Hi there!
Thanks for sharing your innovative ideas for tactile overlays! It’s exciting to see how you’re pushing the boundaries of what’s possible with the controller.
To address your questions:
The Erae 2 features approximately 16,000 force sensors, but these sensors are grouped in clusters. Due to this clustering, the absolute minimum distance between two distinct touches that the hardware can differentiate is about 10mm. In the current software implementation, we’ve set this limit to 15mm to ensure reliable performance for finger-based interaction, which covers the needs of the vast majority of our users.
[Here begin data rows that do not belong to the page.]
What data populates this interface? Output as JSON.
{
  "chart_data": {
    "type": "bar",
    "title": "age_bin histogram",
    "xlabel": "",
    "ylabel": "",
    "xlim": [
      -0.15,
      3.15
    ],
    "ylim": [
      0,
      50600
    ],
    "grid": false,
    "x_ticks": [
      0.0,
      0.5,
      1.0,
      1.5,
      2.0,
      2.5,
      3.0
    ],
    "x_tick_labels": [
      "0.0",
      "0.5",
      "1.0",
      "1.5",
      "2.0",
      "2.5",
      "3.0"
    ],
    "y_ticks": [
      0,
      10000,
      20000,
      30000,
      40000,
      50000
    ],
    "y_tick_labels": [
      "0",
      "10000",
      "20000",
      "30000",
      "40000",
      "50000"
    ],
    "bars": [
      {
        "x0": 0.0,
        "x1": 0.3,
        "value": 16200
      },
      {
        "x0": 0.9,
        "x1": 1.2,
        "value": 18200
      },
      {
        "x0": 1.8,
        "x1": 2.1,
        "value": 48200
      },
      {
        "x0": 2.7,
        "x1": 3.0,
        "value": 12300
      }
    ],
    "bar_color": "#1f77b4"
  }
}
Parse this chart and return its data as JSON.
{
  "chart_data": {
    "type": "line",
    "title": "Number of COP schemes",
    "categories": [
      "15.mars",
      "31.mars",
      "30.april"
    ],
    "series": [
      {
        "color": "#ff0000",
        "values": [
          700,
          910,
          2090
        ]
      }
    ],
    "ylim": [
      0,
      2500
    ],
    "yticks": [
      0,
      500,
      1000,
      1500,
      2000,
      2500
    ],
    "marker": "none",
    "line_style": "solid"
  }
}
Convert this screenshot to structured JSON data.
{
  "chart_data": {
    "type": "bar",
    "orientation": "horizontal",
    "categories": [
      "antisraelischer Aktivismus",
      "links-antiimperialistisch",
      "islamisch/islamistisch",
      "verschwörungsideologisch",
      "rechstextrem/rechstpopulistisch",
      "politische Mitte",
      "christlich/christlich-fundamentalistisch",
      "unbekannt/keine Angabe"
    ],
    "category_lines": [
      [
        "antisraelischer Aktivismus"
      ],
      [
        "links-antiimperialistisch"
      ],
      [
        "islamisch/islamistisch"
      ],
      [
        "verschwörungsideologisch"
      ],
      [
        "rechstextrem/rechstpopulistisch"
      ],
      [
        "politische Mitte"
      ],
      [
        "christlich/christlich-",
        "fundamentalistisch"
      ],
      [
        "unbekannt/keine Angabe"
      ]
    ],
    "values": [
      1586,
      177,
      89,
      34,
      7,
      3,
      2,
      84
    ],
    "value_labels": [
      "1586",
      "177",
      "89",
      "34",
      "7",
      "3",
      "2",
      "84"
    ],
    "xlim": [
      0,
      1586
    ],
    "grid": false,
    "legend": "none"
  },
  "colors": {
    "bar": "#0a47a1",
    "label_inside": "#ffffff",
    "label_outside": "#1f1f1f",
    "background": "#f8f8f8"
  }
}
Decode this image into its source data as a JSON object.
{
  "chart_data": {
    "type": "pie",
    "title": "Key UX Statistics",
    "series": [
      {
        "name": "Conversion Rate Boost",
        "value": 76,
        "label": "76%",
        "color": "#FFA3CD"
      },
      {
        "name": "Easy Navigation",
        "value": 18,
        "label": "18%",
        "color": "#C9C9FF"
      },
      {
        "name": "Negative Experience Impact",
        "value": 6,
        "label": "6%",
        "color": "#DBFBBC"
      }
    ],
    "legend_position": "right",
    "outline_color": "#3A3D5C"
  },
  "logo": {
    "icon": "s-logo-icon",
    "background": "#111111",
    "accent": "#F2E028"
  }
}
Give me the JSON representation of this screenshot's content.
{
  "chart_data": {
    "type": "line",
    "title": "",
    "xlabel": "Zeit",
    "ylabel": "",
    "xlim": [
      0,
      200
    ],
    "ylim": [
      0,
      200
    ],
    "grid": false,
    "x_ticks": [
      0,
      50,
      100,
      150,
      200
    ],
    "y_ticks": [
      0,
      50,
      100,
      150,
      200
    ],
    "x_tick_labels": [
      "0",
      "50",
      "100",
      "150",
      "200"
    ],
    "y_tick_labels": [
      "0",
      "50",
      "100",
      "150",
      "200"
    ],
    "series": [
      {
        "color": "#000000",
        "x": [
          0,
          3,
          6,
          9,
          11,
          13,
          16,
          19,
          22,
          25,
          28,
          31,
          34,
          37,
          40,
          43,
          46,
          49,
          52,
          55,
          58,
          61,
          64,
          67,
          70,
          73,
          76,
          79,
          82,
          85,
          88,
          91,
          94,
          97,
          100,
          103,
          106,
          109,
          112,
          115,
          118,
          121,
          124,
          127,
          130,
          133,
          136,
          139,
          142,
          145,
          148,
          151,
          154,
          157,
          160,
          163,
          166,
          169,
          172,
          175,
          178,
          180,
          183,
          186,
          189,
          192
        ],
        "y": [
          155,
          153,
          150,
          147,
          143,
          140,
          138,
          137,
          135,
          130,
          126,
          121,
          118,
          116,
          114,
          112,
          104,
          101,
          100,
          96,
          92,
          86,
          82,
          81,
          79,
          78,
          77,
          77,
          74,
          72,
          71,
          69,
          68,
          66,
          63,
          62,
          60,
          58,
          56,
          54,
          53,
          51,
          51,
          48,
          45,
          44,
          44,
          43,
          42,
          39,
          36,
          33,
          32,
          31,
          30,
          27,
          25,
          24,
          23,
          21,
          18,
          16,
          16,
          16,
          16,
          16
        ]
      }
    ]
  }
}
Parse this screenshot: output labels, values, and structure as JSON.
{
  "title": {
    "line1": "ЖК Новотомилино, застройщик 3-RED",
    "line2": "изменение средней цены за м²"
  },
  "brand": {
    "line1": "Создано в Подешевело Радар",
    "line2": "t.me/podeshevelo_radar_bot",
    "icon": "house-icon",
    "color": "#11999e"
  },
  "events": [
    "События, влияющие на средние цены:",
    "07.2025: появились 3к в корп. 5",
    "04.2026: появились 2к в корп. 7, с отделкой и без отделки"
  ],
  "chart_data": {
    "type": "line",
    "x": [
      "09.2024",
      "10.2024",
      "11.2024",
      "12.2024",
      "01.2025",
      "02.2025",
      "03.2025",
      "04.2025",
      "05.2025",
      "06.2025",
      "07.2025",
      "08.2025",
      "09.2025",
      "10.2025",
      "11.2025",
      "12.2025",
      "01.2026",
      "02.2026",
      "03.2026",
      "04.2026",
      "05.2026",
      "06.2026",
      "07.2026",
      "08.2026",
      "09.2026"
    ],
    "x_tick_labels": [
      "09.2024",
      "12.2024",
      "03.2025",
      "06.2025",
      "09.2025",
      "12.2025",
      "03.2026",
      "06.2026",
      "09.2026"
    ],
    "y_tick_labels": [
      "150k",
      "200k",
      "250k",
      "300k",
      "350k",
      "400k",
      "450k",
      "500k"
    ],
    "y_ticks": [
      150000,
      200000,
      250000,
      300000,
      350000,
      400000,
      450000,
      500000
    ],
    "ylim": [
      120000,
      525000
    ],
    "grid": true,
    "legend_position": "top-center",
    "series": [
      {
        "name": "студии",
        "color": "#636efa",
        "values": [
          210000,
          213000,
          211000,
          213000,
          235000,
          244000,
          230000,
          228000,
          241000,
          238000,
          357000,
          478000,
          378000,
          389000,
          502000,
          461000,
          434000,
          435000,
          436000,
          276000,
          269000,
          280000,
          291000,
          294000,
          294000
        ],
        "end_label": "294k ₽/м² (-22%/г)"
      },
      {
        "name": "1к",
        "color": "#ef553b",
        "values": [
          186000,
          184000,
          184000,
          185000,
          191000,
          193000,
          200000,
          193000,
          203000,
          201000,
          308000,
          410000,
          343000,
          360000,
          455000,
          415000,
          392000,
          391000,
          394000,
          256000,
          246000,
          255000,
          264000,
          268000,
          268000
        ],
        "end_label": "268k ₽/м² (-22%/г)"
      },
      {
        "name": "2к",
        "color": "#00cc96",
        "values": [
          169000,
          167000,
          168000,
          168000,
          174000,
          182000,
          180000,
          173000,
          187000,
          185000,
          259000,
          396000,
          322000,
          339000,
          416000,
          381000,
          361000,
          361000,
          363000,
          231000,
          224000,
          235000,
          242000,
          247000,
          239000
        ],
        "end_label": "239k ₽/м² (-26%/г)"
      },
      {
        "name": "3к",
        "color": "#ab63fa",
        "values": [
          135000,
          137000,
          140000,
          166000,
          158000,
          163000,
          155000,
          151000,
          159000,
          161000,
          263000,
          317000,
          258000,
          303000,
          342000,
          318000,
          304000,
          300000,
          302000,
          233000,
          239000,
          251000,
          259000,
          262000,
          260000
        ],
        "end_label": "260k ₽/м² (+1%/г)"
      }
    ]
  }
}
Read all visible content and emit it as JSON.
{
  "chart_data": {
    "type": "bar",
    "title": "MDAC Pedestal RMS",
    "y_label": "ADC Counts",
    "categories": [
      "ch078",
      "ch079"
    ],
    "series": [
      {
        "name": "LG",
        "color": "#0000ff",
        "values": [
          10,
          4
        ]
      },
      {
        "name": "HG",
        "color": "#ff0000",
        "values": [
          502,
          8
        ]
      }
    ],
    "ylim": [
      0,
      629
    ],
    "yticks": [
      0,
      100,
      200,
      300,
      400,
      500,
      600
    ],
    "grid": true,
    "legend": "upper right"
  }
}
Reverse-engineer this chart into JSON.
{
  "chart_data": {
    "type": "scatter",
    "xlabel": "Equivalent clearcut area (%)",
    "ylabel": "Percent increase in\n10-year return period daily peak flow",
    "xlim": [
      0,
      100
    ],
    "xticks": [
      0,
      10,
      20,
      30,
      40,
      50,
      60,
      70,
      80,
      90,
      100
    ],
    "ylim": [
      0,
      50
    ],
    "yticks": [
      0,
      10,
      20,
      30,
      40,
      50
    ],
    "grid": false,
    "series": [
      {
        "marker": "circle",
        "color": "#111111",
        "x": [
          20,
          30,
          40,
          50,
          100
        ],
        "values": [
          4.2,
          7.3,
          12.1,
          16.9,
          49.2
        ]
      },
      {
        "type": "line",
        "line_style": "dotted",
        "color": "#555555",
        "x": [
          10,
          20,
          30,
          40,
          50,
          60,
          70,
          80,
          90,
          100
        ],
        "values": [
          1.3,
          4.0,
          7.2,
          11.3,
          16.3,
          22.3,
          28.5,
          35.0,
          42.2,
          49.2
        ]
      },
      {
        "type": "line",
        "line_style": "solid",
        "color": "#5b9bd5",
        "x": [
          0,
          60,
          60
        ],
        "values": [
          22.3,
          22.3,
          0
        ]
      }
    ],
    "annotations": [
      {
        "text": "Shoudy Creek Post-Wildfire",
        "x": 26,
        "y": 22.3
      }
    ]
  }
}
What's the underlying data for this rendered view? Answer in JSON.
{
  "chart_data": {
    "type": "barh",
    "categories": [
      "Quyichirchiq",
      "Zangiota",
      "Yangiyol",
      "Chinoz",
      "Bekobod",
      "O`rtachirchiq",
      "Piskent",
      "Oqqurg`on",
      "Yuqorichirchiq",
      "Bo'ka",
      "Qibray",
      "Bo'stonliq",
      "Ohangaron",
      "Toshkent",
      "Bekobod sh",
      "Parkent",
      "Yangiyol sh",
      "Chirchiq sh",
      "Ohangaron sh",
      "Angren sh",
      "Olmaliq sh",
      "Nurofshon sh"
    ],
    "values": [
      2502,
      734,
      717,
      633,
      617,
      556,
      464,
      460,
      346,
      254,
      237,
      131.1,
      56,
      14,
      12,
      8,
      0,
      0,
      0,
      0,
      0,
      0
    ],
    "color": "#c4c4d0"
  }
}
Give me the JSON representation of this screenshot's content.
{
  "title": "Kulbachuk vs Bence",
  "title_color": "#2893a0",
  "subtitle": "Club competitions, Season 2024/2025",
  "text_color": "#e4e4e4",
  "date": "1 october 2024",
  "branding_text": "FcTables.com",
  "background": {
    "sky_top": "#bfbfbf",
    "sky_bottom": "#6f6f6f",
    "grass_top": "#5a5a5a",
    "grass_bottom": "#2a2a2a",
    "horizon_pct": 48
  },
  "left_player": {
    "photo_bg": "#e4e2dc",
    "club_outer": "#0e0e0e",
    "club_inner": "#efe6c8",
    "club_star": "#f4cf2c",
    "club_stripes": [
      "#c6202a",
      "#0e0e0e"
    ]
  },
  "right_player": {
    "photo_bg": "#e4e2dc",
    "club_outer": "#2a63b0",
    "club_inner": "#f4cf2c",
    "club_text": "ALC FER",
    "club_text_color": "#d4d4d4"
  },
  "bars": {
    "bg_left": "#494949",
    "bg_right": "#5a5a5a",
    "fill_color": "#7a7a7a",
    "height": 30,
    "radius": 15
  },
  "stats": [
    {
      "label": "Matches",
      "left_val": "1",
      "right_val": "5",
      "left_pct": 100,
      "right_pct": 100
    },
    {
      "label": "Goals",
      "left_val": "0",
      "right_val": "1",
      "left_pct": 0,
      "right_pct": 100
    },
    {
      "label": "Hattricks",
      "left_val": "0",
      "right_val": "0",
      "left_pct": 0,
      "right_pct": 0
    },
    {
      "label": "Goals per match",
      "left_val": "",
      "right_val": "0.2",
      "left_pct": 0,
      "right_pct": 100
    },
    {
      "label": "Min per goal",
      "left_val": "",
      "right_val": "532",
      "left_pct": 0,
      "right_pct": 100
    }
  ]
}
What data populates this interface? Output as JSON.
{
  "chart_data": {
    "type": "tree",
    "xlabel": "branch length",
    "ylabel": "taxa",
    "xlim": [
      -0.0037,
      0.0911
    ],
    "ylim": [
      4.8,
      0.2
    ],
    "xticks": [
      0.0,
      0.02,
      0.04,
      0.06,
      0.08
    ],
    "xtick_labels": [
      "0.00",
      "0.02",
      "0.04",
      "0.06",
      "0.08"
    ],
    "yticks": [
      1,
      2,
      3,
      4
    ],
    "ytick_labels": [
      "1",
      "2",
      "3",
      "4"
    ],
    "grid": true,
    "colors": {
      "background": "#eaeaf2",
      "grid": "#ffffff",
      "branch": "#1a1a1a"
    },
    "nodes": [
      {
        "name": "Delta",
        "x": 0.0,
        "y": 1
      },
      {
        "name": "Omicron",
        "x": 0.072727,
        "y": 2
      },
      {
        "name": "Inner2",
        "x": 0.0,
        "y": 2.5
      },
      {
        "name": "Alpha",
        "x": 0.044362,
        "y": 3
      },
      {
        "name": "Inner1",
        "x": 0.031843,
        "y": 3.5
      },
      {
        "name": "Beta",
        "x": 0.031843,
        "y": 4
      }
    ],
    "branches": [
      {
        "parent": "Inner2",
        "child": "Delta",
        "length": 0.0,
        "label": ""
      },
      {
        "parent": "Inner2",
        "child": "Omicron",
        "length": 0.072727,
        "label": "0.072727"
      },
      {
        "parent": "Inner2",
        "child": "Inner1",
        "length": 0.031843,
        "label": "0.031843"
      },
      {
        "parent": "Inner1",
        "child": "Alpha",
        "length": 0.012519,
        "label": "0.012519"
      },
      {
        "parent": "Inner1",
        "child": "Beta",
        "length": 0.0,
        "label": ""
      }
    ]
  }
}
While we understand the appeal of reducing this distance for specialized use cases like yours, we don’t currently have plans to adjust this threshold. Doing so could introduce unexpected side effects (such as ghost notes) that might negatively impact the experience for 99% of our user base.
As for multi-touch polyphony, the Erae 2 is currently designed to detect up to 10 simultaneous touches in software.
We appreciate your enthusiasm for exploring alternative interfaces! If you’re prototyping with the current settings, we’d love to hear how your experiments progress.
Keep us posted on your developments, and don’t hesitate to reach out if you have more questions or insights to share!
Thanks! I can see where I can go with this info. I need to do a few experiments! It might be that as long as I don't need to pick up two adjacent small keys, there an be a fairly dense array of them.
If you've seen my API keys demo, those are pretty dense! They are based on 2x2 LED array size.
Henry Lowengard
Hi Folks!
This is really for the developers!I'm thinking of making some tactile overlays to interact with the squishy or drum-ready Erae surfaces. The idea being to make some keyboard-like flexible hard keys with bumps on the bottom that simulate finger presses. Clever construction and/or 3d printing would let these keys "recover" either via the springiness of the Erae's surfaces or in the framework holding the keys.
That way, there could something more naturally scaled for keyboard playing, with a little "give", as opposed to what I get from Keith McMillen MPE keyboards. Also, some more complicated isometric keyboards, could be constructed with keys in hexagonal or other outlays. This would all be interacting with an API zone to decode the touches to events.
The questions are , then, how close can two touches be to be differentiated? I've already seen some signals where two close touches are treated as one. I know from other touch interface work, that the actual signals you have to deal with are messy! A finger tip can put out a signal for dozens of spots, so deciding on how to decode that into a set of multi touch points is non-trivial. But with a different, non finger based interface, where the surface pressed is probably a circle with a 3-5mm diameter or so, and you expect that, the radius of what a touch is could be shrunk. I'm just saying that could be a settable parameter somehow in the API zone.
My tests with pencil erasers as touching devices show that touches need to be at least about 1.5cm apart to be differentiated as two separate touches. if that could be optionally set down to .5 or . 75 cm, that could be useful. I can prototype with what exists, though.
You don't explicitly mention the actual size of the FSR array, which I take to be about 92 by 163, but if it's like other interfaces I know, you can figure out a touch's location more precisely from the little cloud of pressure values that a touch produces, and get a touch's pressure value as a side effect. Fancier processing could also pick up an angle of the touch as well, but I but that would slow things way down. That said, maybe the FSR really can't easily/speedily detect touches closer than around 1.5cm.
I'd also like to know the multi-touch polyphony limit. I'm thinking several people might be touching the Erae at once. (I wish)
The UTE [ https://hpi.zentral.zone/ute ] supports a lot of these kinds of keyboards if you want to see what I'm talking about. It might be fun to take polyphonic API messages and convert them either to direct synthesis as I've been doing or MPE MIDI to play microtonal pieces in a natural way, or fake being these other devices and let UTE (or other microtonal software) do the tuning.
Getting real numbers about these metrics will help, and of course, getting a way to customize that would also be helpful.